Kalt & klar: Was Eisbaden mental (und nicht nur körperlich) bringt – Im Gespräch mit Josef Köberl
Weltrekorde im Eiswasser, Minuten in der Gletscherspalte, Training bei unter Null: Josef Köberl hat sich der Kälte verschrieben – und dabei etwas gefunden, das über körperliche Grenzen hinausgeht.
Josef, du hast Weltrekorde im Eis aufgestellt – kannst du dich an deinen allerersten Moment im Eis erinnern? Was ist damals in deinem Kopf passiert?
Ja gut, also die erste bewusste Einheit im kalten Wasser war im Entlastungsgerinne in Wien. Ganz verzwickt stand ich im Wasser. Die Schultern hochgezogen und leicht zitternd – bei 12 Grad Wassertemperatur an einem frischen Sonntag im Oktober 2012. Ohne mein Ziel den Ärmelkanal zu durchqueren, wäre ich am liebsten davongelaufen. Es war hart und ich machte viele Fehler.
Viele verbinden Kälte mit Schmerz oder Vermeidung. Was hat dich dazu gebracht, sie als etwas Kraftvolles zu sehen?
Schon beim ersten Training fühlte ich, wie die Kälte mich verwirrte. Ganz alleine im Wasser stehend überkam mich ein Gefühl der Wärme. Im 12 Grad kalten Wasser.

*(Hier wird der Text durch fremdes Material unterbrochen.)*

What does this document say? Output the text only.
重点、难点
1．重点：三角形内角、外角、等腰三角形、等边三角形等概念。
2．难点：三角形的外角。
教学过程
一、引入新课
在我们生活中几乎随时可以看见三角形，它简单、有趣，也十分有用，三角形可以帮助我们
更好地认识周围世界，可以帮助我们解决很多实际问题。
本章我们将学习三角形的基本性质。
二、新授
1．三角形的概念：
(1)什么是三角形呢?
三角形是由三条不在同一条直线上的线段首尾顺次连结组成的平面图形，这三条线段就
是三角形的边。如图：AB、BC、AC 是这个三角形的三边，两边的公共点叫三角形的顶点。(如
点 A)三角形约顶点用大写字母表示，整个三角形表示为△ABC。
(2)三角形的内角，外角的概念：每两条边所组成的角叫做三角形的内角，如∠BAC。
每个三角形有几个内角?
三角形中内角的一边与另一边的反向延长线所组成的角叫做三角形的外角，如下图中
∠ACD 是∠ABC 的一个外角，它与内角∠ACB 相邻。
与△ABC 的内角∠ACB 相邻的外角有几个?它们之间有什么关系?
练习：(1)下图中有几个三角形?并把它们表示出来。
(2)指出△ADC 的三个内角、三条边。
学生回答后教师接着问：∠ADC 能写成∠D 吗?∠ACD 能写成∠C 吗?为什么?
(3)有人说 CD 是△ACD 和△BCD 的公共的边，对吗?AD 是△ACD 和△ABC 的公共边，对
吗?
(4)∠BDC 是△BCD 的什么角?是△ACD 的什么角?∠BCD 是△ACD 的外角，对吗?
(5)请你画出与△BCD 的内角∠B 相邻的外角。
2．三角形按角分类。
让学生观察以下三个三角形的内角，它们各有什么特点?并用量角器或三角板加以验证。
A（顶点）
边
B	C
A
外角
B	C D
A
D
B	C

Fotos © Mag. Barbara Anderl
Wenn du ins kalte Wasser steigst, was verändert sich zuerst: der Körper oder der Kopf?
Es verändert mich nicht. Die Wahrnehmung und somit der Körper passen sich dem Wasser an. Mein mentaler Zustand ist vor dem ersten Schritt schon bereit. Bereit den Kampf aufzunehmen. Der Kampf mit Empfindungen, Wahrnehmungen, Reaktionen und dem hier und jetzt.
Eisbaden ist auch Atmen. Wie würdest du jemandem beschreiben, was ein bewusster Atemzug in 2 Grad Wasser bewirken kann?
Als Anfänger dient das Atmen als Maßstab für die Geschwindigkeit beim Reingehen ins kalte Wasser. Zu schnell und du kannst einen Schock erleiden. Atmung gibt uns Sicherheit.
Du arbeitest mit Anfänger:innen, die oft Angst haben. Welche Sätze oder Bilder helfen Menschen, die Schwelle zu übertreten?
Was wirklich hilft ist es, dass man den Teilnehmer:innen bewusst macht, was auf sie zukommt. Einen Wegweiser mit Stationen vorgibt. Das gibt Vertrauen und macht das Unbekannte erträglicher.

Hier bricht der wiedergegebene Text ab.